Table 1: Number of samples and SNPs available per array



Europeans (excl. related samples)


623 (631 028 SNPs)

620 (600 950 SNPs)



1880 (686 082 SNPs)

1791 (471 977 SNPs)






Variable information
The raw genotypes, QC-ed genotypes and imputed data files are available. Specific SNPs can be extracted upon request.

Data includes also:











Affymetrix - Me+ - - - - Me+ - - - -
 - Me+ - - Me+ - Me+ - Me+ - -

1 More information about the LASA data collection waves is available here.

 * 2B=baseline second cohort;
   3B=baseline third cohort;
   MB=migrants: baseline first cohort

Me=data collected in medical interview
+= see Blood collection description

Previous use in LASA
Several publications are under construction.
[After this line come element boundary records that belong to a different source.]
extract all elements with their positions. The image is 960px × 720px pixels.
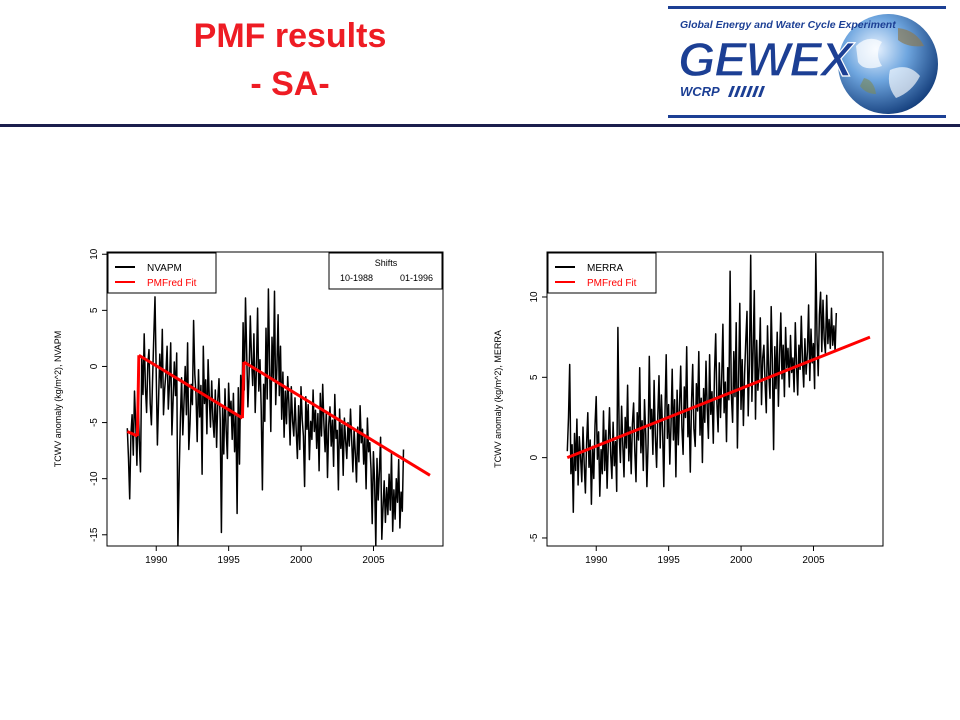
merra-plot-frame [546, 251, 884, 547]
merra-legend-label: MERRA [587, 263, 623, 274]
merra-y-tick-label: 0 [529, 454, 540, 460]
merra-y-axis-label: TCWV anomaly (kg/m^2), MERRA [493, 330, 503, 468]
nvapm-y-tick-label: -5 [89, 418, 100, 427]
merra-x-tick-label: 1995 [658, 555, 681, 566]
merra-legend: MERRA PMFred Fit [547, 252, 657, 294]
merra-fit-segment [566, 335, 871, 460]
merra-plot-area [566, 252, 871, 514]
merra-x-tick-label: 1990 [585, 555, 608, 566]
nvapm-shift-value: 01-1996 [400, 273, 433, 283]
merra-x-tick-label: 2005 [802, 555, 825, 566]
slide-title-line-1: PMF results [193, 17, 387, 55]
slide-title-line-2: - SA- [250, 65, 330, 103]
merra-series-merra [566, 252, 838, 514]
nvapm-y-tick-label: -10 [89, 471, 100, 486]
header-divider [0, 124, 960, 127]
nvapm-fit-segment [138, 353, 244, 420]
merra-chart-svg: 1990 1995 2000 2005 -5 0 5 10 TCWV anomaly (kg/m… [493, 251, 884, 566]
earth-globe-icon [838, 14, 938, 114]
nvapm-plot-area [126, 288, 431, 546]
nvapm-y-tick-label: 0 [89, 363, 100, 369]
nvapm-plot-frame [106, 251, 444, 547]
nvapm-y-tick-label: -15 [89, 527, 100, 542]
logo-top-bar [668, 6, 946, 9]
nvapm-series-nvapm [126, 288, 405, 546]
nvapm-chart-svg: 1990 1995 2000 2005 -15 -10 -5 0 5 10 TCWV anomaly… [53, 248, 444, 566]
logo-subtitle: WCRP [680, 84, 720, 99]
logo-stripes [728, 86, 765, 97]
nvapm-fit-jump [240, 361, 246, 419]
nvapm-x-tick-label: 2005 [362, 555, 385, 566]
nvapm-legend-box [107, 252, 217, 294]
merra-chart: 1990 1995 2000 2005 -5 0 5 10 TCWV anomaly (kg/m… [485, 240, 890, 580]
nvapm-chart: 1990 1995 2000 2005 -15 -10 -5 0 5 10 TCWV anomaly… [45, 240, 450, 580]
merra-x-tick-label: 2000 [730, 555, 753, 566]
nvapm-legend-label: NVAPM [147, 263, 182, 274]
merra-y-tick-label: -5 [529, 533, 540, 542]
nvapm-legend: NVAPM PMFred Fit [107, 252, 217, 294]
merra-legend-box [547, 252, 657, 294]
nvapm-fit-segment [243, 360, 431, 477]
nvapm-legend-label: PMFred Fit [147, 278, 197, 289]
gewex-logo: Global Energy and Water Cycle Experiment… [668, 6, 946, 118]
merra-y-tick-label: 10 [529, 291, 540, 303]
nvapm-shifts-frame [328, 252, 443, 290]
logo-tagline: Global Energy and Water Cycle Experiment [680, 19, 896, 31]
nvapm-fit-segment [126, 430, 139, 438]
nvapm-x-tick-label: 2000 [290, 555, 313, 566]
logo-wordmark: GEWEX [678, 34, 856, 87]
nvapm-x-tick-label: 1995 [218, 555, 241, 566]
merra-legend-label: PMFred Fit [587, 278, 637, 289]
merra-y-tick-label: 5 [529, 374, 540, 380]
nvapm-fit-jump [135, 355, 141, 437]
nvapm-y-axis-label: TCWV anomaly (kg/m^2), NVAPM [53, 331, 63, 468]
nvapm-y-tick-label: 5 [89, 307, 100, 313]
nvapm-x-tick-label: 1990 [145, 555, 168, 566]
nvapm-y-tick-label: 10 [89, 248, 100, 260]
nvapm-shift-value: 10-1988 [340, 273, 373, 283]
nvapm-shifts-title: Shifts [375, 258, 398, 268]
logo-bottom-bar [668, 115, 946, 118]
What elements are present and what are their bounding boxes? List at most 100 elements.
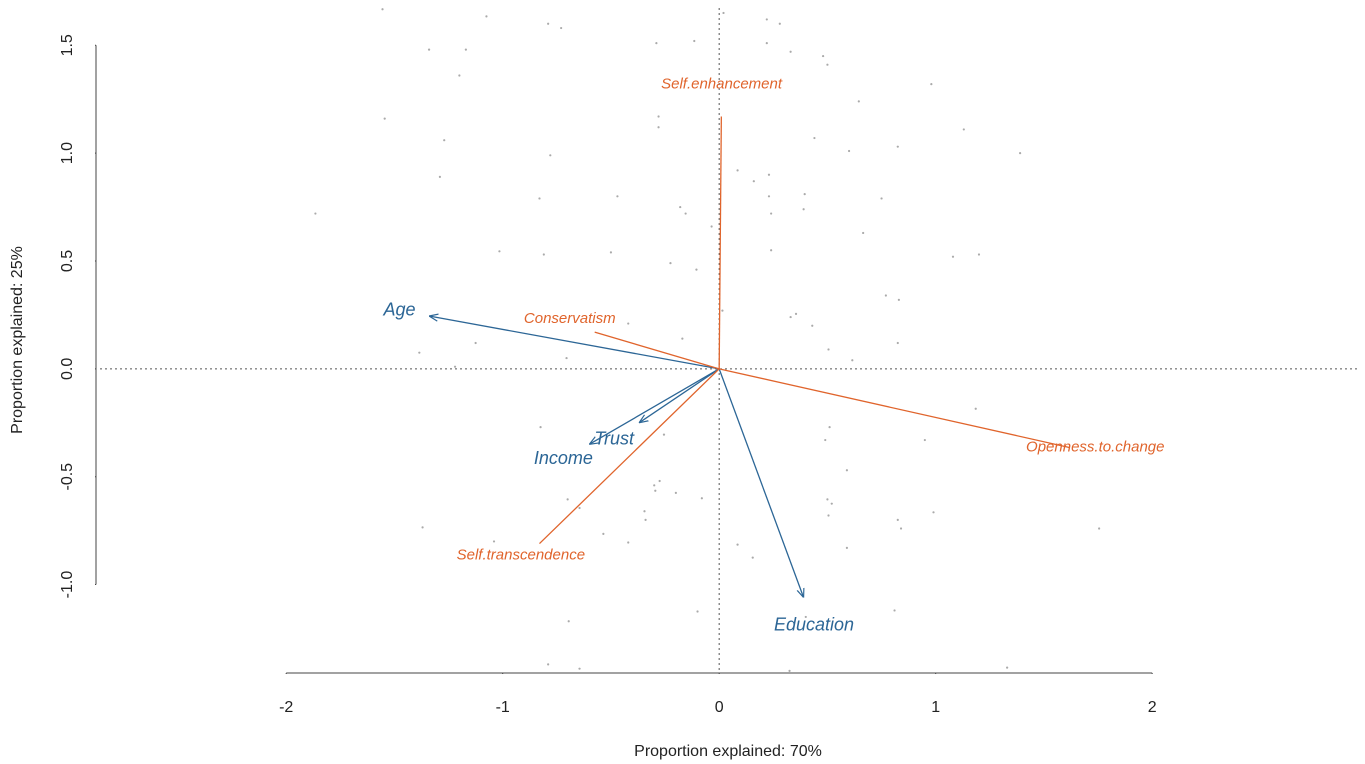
vector-label: Self.transcendence (457, 547, 585, 564)
vector-line (718, 116, 722, 369)
point (811, 324, 814, 327)
arrow (718, 368, 803, 598)
point (803, 193, 806, 196)
point (752, 180, 755, 183)
point (578, 506, 581, 510)
point (813, 136, 816, 140)
point (765, 18, 768, 21)
point (539, 425, 542, 429)
point (923, 438, 926, 442)
point (930, 83, 933, 86)
arrow (589, 368, 720, 444)
y-axis-label: Proportion explained: 25% (9, 246, 26, 434)
point (567, 620, 570, 623)
x-tick-label: 2 (1148, 699, 1157, 716)
point (684, 212, 687, 215)
point (802, 208, 805, 211)
point (804, 615, 807, 619)
point (669, 262, 672, 265)
vector-line (719, 368, 1071, 449)
point (974, 407, 977, 410)
point (789, 50, 792, 53)
arrow (429, 316, 720, 370)
vector-label: Education (774, 614, 854, 634)
y-tick-label: -1.0 (59, 571, 76, 599)
point (453, 365, 457, 368)
point (474, 341, 477, 345)
point (538, 197, 541, 200)
point (951, 255, 955, 258)
point (710, 225, 713, 228)
point (851, 359, 854, 362)
point (899, 527, 903, 530)
point (383, 117, 386, 120)
point (657, 126, 660, 129)
y-tick-label: 1.5 (59, 34, 76, 56)
point (547, 663, 550, 666)
vector-label: Age (383, 299, 416, 319)
point (547, 22, 550, 25)
point (828, 425, 831, 429)
vector-line (539, 368, 720, 545)
point (897, 298, 900, 301)
point (827, 348, 830, 351)
point (896, 145, 899, 148)
point (962, 128, 965, 131)
point (627, 322, 630, 325)
point (932, 511, 935, 514)
point (721, 309, 724, 312)
point (421, 526, 424, 529)
point (896, 518, 899, 521)
point (643, 510, 646, 513)
point (765, 42, 768, 45)
point (767, 173, 771, 176)
point (847, 149, 851, 153)
point (498, 250, 501, 253)
point (977, 253, 981, 256)
point (821, 54, 825, 58)
point (770, 212, 773, 215)
point (485, 15, 488, 18)
point (826, 498, 829, 501)
point (826, 63, 829, 66)
point (695, 268, 698, 271)
point (845, 546, 849, 549)
point (736, 543, 739, 546)
point (662, 433, 666, 436)
point (381, 8, 384, 11)
point (767, 195, 771, 198)
y-tick-label: 0.5 (59, 250, 76, 272)
point (693, 39, 696, 43)
point (560, 26, 563, 30)
vector-line (594, 331, 720, 370)
y-tick-label: 0.0 (59, 358, 76, 380)
x-tick-label: 1 (931, 699, 940, 716)
point (1019, 152, 1022, 155)
point (827, 514, 830, 517)
point (602, 532, 605, 535)
point (578, 667, 581, 670)
point (458, 74, 461, 77)
x-tick-label: -2 (279, 699, 293, 716)
point (700, 497, 703, 500)
point (681, 337, 684, 340)
point (627, 541, 630, 544)
point (549, 154, 552, 157)
point (679, 205, 682, 209)
point (794, 312, 798, 315)
x-tick-label: -1 (496, 699, 510, 716)
point (542, 253, 545, 256)
point (1006, 666, 1009, 669)
point (427, 48, 431, 51)
point (674, 491, 677, 494)
point (857, 100, 860, 103)
point (896, 341, 899, 345)
point (566, 498, 569, 501)
point (443, 139, 446, 142)
point (893, 609, 896, 612)
point (314, 212, 317, 215)
point (880, 197, 883, 200)
point (492, 540, 496, 543)
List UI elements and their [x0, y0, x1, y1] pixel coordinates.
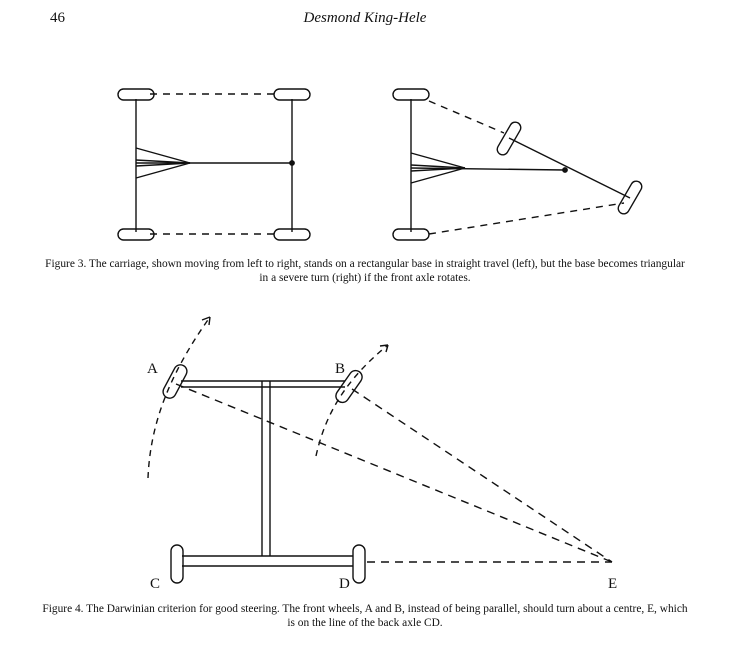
fig4-label-e: E	[608, 576, 617, 592]
fig3-right-wheel-front-bottom	[617, 180, 643, 215]
fig4-label-a: A	[147, 361, 158, 377]
fig3-left-wheel-rear-bottom	[117, 228, 155, 241]
fig3-right-wheel-rear-top	[392, 88, 430, 101]
fig3-right-pivot	[562, 167, 568, 173]
fig3-right-carriage	[392, 88, 643, 241]
running-head: Desmond King-Hele	[303, 10, 427, 26]
fig4-label-d: D	[339, 576, 350, 592]
fig4-label-c: C	[150, 576, 160, 592]
figure-4-diagram: A B C D E	[147, 316, 617, 592]
fig4-arc-a	[147, 316, 211, 479]
fig3-left-wheel-rear-top	[117, 88, 155, 101]
fig4-wheel-c	[170, 544, 184, 584]
fig4-wheel-b	[335, 369, 363, 404]
fig3-left-carriage	[117, 88, 311, 241]
page-number: 46	[50, 10, 65, 26]
fig4-arc-b	[315, 344, 389, 457]
fig3-right-wheel-rear-bottom	[392, 228, 430, 241]
fig3-left-pivot	[289, 160, 295, 166]
figure-3-diagram	[117, 88, 643, 241]
fig3-left-wheel-front-top	[273, 88, 311, 101]
fig4-label-b: B	[335, 361, 345, 377]
figure-4-caption: Figure 4. The Darwinian criterion for go…	[42, 603, 688, 629]
fig4-wheel-d	[352, 544, 366, 584]
fig4-line-a-e	[175, 383, 613, 563]
fig4-line-b-e	[351, 388, 613, 563]
fig3-left-wheel-front-bottom	[273, 228, 311, 241]
fig3-right-wheel-front-top	[496, 121, 522, 156]
figure-3-caption: Figure 3. The carriage, shown moving fro…	[45, 258, 685, 284]
fig4-wheel-a	[162, 364, 188, 399]
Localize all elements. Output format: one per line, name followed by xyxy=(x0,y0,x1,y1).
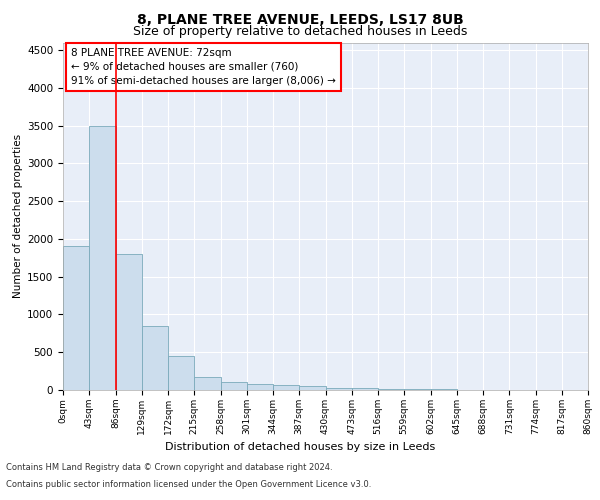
Bar xyxy=(221,382,247,390)
Bar xyxy=(89,126,115,390)
Text: 8, PLANE TREE AVENUE, LEEDS, LS17 8UB: 8, PLANE TREE AVENUE, LEEDS, LS17 8UB xyxy=(137,12,463,26)
Bar xyxy=(194,377,221,390)
Text: Contains HM Land Registry data © Crown copyright and database right 2024.: Contains HM Land Registry data © Crown c… xyxy=(6,462,332,471)
Text: Size of property relative to detached houses in Leeds: Size of property relative to detached ho… xyxy=(133,25,467,38)
Bar xyxy=(115,254,142,390)
Bar xyxy=(63,246,89,390)
Bar xyxy=(247,384,273,390)
Bar xyxy=(168,356,194,390)
Bar xyxy=(273,386,299,390)
Text: Contains public sector information licensed under the Open Government Licence v3: Contains public sector information licen… xyxy=(6,480,371,489)
Text: 8 PLANE TREE AVENUE: 72sqm
← 9% of detached houses are smaller (760)
91% of semi: 8 PLANE TREE AVENUE: 72sqm ← 9% of detac… xyxy=(71,48,336,86)
Bar xyxy=(352,388,378,390)
Y-axis label: Number of detached properties: Number of detached properties xyxy=(13,134,23,298)
Text: Distribution of detached houses by size in Leeds: Distribution of detached houses by size … xyxy=(165,442,435,452)
Bar xyxy=(404,389,431,390)
Bar xyxy=(378,389,404,390)
Bar xyxy=(299,386,325,390)
Bar xyxy=(325,388,352,390)
Bar xyxy=(142,326,168,390)
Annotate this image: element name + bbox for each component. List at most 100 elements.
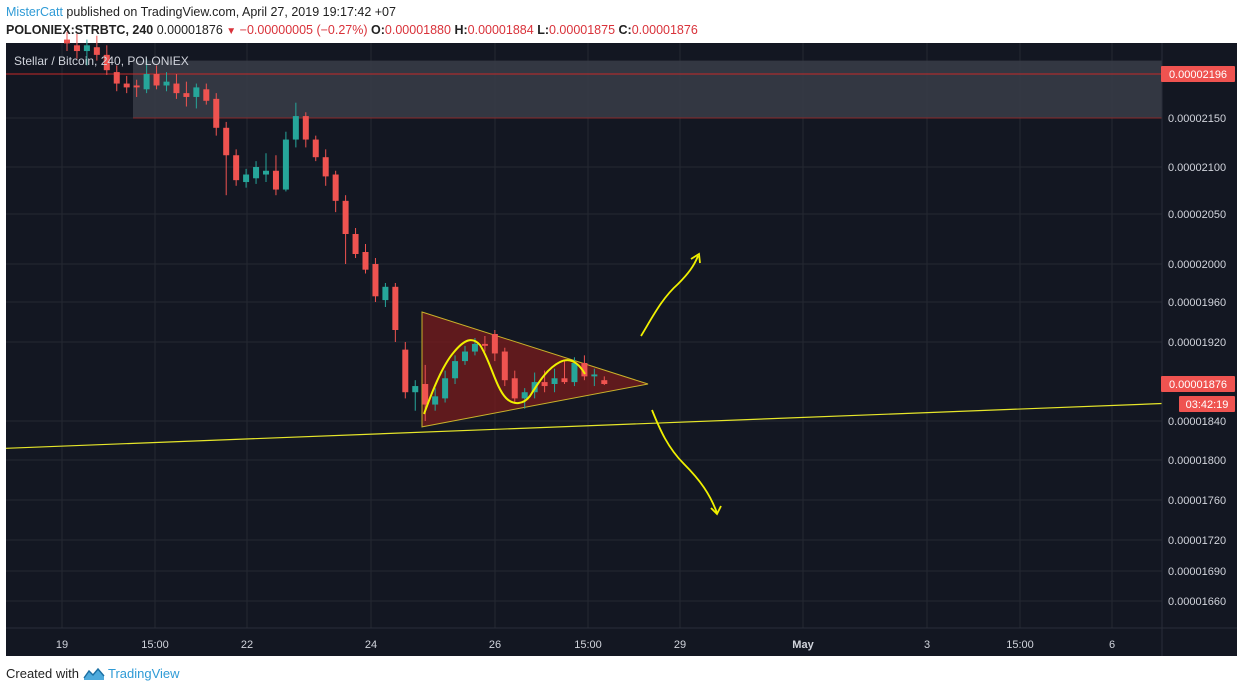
y-tick-label: 0.00002050 — [1168, 209, 1226, 221]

  1. Ehli, E.A., et al., A method to customize population-specific arrays for genome-wide association testing. European Journal of Human Genetics, 2017. 25(2): p. 267-270.
  2. Schizophrenia Working Group of the Psychiatric Genomics, C., Biological insights from 108 schizophrenia-associated genetic loci. Nature, 2014. 511(7510): p. 421-427.
  3. Wray, N.R., et al., Genome-wide association analyses identify 44 risk variants and refine the genetic architecture of major depression. Nat Genet, 2018. 50(5): p. 668-681.